In 1998, May was elected to the Arizona House, and in February 1999, during a legislative debate on domestic partner legislation, May confronted a fellow legislator for her anti-gay remarks. In April 1999, May was called up to active reserve duty by the U.S. Army Reserve during the Kosovo crisis, putting him back under jurisdiction of the "don't ask, don't tell" policy. Shortly after the Kosovo crisis was over, an investigation was begun on May based on his comments in the state legislature before he was activated, resulting in the panel's recommendation on September 17, 2000 that he be discharged.
In a letter to the panel of three Army Colonels reviewing May's case, Republican Congressman John Shadegg (R-AZ) insisted that the Army's case was unconstitutional.
"The remarks which gave rise to the separation proceedings against Stephen May were made by him pursuant to a debate on legislation before the Arizona State Legislature, of which he is a Member," Shadegg wrote. "For the sake of the representative democracy established by the Constitution, the Board is prohibited from disciplinary action against Stephen May for his participation in the legislative process."
The decision today by the Army to instead drop the case will allow May to serve out his term as a Reservist until May 2001.
In a statement released today, May's attorney, Christopher Wolf, a partner in the Washington, D.C. office of Proskauer Rose LLP announced the decision in Washington. "It appears the Army finally realized that the "Don't Ask, Don't Tell" policy should not be stretched beyond its intended scope, especially in the case of an officer described by the Army's own command as 'one of the best and brightest' and revered by his troops," Wolf said. "We have argued all along that the Army mindlessly went on a 'search and destroy' mission against one of its own, essentially playing a game of 'gotcha' in order to oust a gay officer. That is not what Congress intended when it passed "Don't Ask, Don't Tell,"" Wolf added.

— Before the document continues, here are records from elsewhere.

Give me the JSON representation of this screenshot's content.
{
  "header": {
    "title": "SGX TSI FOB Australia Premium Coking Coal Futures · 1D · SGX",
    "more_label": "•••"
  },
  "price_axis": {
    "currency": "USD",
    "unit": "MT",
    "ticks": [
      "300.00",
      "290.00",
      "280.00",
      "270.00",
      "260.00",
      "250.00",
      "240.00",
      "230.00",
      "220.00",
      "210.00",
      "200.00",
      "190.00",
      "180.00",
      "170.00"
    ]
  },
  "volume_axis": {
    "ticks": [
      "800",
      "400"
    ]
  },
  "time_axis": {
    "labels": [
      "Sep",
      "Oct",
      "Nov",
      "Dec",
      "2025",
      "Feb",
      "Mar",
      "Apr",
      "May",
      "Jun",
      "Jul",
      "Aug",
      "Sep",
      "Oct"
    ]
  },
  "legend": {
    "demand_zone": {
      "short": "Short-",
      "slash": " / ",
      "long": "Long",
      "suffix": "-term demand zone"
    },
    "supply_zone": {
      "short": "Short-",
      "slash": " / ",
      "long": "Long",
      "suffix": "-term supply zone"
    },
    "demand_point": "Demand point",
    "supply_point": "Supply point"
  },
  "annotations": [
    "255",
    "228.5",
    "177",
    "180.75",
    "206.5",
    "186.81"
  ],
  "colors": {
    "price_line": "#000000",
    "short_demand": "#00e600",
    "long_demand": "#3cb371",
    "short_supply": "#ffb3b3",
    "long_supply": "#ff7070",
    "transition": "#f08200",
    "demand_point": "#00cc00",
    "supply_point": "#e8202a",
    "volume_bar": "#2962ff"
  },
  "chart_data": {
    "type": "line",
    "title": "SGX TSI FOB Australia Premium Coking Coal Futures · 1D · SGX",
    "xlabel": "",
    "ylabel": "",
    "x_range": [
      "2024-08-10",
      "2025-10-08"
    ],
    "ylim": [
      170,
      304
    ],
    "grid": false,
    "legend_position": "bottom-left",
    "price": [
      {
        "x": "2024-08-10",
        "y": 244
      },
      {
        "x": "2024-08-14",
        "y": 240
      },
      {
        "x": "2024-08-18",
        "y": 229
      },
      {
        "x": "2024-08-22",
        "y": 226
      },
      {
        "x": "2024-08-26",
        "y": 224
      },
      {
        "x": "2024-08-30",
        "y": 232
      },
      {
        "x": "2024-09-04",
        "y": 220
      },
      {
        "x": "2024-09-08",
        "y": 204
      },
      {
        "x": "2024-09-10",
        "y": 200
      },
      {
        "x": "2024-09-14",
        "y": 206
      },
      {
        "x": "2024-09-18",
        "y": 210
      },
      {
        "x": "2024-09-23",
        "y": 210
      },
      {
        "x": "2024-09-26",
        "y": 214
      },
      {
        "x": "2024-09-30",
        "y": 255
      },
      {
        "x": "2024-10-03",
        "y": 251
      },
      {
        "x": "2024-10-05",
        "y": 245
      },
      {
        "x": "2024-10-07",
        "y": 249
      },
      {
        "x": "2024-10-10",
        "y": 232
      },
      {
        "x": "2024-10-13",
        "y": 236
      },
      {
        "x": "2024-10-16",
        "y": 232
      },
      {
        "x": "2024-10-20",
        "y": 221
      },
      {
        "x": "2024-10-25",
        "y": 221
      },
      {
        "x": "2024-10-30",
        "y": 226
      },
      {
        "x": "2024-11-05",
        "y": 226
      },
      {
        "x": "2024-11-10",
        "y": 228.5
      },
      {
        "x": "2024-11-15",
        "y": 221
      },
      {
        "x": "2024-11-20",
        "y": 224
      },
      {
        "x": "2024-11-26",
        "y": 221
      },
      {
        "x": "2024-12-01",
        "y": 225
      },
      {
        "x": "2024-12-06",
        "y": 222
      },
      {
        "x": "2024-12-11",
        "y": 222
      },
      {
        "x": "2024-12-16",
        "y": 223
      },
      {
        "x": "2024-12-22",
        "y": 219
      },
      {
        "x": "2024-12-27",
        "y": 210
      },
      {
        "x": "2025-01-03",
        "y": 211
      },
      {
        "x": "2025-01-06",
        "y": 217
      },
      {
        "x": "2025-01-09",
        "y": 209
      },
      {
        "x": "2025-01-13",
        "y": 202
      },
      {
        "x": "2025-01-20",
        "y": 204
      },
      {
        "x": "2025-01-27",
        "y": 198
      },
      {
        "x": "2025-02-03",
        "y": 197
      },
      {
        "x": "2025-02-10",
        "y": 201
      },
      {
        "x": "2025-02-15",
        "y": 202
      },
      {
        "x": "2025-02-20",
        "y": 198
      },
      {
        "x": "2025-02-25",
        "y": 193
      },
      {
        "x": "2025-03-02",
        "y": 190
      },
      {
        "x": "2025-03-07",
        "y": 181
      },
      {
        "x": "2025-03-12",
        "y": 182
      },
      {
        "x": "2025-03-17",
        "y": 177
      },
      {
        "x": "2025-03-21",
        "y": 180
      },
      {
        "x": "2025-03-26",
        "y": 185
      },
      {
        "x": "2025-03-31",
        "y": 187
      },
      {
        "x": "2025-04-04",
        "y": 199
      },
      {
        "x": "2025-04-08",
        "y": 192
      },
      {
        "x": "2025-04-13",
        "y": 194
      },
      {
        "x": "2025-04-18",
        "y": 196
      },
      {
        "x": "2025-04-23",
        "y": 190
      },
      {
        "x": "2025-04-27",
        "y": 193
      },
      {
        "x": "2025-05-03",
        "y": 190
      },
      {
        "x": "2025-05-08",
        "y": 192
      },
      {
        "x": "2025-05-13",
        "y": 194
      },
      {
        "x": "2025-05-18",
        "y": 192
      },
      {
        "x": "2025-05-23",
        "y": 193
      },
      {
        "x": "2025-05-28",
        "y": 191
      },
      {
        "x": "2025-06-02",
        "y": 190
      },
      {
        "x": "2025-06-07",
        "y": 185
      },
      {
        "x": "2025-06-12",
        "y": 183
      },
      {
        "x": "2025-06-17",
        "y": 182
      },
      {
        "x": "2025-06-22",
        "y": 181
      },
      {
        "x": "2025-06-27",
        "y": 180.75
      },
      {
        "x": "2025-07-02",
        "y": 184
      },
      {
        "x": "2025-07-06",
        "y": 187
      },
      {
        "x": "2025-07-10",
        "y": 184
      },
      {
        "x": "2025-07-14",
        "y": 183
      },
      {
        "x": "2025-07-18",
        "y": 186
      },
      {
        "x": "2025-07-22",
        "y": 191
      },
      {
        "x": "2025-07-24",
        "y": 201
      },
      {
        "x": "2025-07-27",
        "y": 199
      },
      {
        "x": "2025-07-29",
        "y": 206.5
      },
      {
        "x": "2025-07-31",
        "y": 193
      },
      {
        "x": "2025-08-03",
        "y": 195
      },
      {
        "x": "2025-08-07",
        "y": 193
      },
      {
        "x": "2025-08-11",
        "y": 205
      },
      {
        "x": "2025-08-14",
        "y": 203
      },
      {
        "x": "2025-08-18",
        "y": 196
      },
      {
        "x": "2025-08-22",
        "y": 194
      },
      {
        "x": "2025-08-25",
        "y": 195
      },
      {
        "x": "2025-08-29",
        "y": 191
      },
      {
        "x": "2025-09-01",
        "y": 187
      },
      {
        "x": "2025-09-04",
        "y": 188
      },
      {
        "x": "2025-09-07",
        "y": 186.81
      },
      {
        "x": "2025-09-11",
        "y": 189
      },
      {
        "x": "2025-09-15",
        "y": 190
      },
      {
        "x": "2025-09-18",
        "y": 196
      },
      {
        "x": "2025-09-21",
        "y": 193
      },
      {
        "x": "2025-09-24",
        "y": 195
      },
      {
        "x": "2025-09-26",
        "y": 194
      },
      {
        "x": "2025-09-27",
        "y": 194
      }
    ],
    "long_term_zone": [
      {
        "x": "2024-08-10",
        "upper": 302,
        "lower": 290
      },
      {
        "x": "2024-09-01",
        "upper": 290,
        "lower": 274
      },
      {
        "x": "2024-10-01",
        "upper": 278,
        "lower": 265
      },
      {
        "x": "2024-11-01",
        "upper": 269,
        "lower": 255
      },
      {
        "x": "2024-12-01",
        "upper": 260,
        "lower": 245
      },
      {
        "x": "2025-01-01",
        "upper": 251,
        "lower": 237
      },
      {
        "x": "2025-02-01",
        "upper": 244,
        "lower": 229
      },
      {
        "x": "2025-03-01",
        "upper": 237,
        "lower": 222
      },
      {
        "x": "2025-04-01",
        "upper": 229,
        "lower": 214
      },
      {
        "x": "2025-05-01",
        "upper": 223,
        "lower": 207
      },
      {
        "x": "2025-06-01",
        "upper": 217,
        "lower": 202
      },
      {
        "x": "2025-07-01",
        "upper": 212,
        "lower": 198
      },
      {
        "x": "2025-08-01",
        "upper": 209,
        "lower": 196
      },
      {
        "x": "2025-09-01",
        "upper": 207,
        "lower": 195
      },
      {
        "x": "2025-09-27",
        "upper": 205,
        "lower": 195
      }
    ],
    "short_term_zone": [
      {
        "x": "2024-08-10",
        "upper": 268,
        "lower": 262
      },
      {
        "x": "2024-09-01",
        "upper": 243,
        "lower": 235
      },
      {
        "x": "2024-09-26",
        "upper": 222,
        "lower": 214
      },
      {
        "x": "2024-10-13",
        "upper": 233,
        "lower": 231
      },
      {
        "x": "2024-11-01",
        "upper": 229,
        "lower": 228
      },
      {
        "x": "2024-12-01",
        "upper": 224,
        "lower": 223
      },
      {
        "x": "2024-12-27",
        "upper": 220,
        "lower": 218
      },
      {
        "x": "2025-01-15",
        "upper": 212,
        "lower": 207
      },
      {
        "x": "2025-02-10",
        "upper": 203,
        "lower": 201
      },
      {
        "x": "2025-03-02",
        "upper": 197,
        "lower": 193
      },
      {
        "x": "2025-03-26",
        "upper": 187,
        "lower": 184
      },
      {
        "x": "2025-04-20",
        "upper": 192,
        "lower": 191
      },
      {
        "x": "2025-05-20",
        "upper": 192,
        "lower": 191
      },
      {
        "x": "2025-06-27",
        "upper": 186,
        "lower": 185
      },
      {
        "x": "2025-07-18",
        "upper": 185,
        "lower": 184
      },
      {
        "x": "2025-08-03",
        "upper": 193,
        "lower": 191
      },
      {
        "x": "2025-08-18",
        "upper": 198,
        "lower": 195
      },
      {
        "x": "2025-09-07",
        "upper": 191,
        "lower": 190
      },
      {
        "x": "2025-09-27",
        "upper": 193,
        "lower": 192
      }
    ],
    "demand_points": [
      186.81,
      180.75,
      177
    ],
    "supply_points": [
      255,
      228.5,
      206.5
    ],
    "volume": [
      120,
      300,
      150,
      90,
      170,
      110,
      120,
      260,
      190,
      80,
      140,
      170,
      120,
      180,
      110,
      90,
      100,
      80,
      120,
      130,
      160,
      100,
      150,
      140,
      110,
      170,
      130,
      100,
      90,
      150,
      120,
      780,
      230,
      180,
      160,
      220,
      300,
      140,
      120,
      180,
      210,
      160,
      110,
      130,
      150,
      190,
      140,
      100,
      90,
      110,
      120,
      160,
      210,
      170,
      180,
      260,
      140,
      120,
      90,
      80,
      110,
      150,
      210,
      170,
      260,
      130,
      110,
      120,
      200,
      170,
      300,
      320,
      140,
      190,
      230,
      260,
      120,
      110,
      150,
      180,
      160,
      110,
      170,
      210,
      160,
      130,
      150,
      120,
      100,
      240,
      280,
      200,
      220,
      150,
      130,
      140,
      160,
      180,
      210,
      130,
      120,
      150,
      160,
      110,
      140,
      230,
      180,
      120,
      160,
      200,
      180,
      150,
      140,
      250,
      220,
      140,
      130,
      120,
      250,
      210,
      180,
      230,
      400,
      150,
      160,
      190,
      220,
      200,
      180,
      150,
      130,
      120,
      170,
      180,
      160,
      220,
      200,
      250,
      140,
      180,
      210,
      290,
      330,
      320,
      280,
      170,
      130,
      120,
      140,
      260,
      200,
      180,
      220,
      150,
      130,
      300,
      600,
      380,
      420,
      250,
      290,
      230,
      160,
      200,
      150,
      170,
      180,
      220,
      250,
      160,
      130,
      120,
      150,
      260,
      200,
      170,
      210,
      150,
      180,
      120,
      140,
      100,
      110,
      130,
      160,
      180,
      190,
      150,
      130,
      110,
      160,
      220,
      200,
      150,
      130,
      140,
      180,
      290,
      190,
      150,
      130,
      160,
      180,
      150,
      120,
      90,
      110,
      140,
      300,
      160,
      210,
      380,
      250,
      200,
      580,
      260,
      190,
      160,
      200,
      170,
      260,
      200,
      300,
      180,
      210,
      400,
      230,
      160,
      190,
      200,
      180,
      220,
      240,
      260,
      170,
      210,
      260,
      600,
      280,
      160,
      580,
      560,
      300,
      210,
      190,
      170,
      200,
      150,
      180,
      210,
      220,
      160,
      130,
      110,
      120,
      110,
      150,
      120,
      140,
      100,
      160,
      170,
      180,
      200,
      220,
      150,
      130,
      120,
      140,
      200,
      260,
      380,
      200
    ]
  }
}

In his written statement, May, who recently was appointed Chairman of the Arizona House Ways and Means Committee, reacted to the Army's decision: "It is gratifying that the Army has decided to drop the case. I have always served my country with honor, integrity, and loyalty, and it hurt me deeply that the Army would try to fire me – not for anything I did in the Army, but for who I am and for doing my legislator's job. I didn't ask to go back into the Army, but when called, I reported for duty and did my job there. My sexual orientation and my statements about my sexual orientation have never interfered with my performance as an officer in the United States Army. There is no reason I shouldn't be allowed to complete my term of service, and now I will. I hope my case serves as an example of how wasteful and hurtful sexual orientation discrimination can be. People should be judged for how they perform and behave, not for their sex, skin color, national origin or sexual orientation. The "Don't Ask, Don't Tell" policy is immoral. Just as discrimination against African Americans and women finally ended, discrimination against gays and lesbians must stop. It seems appropriate that this announcement comes on Martin Luther King Day, for any erosion of discrimination is in the spirit of Dr. King's teachings."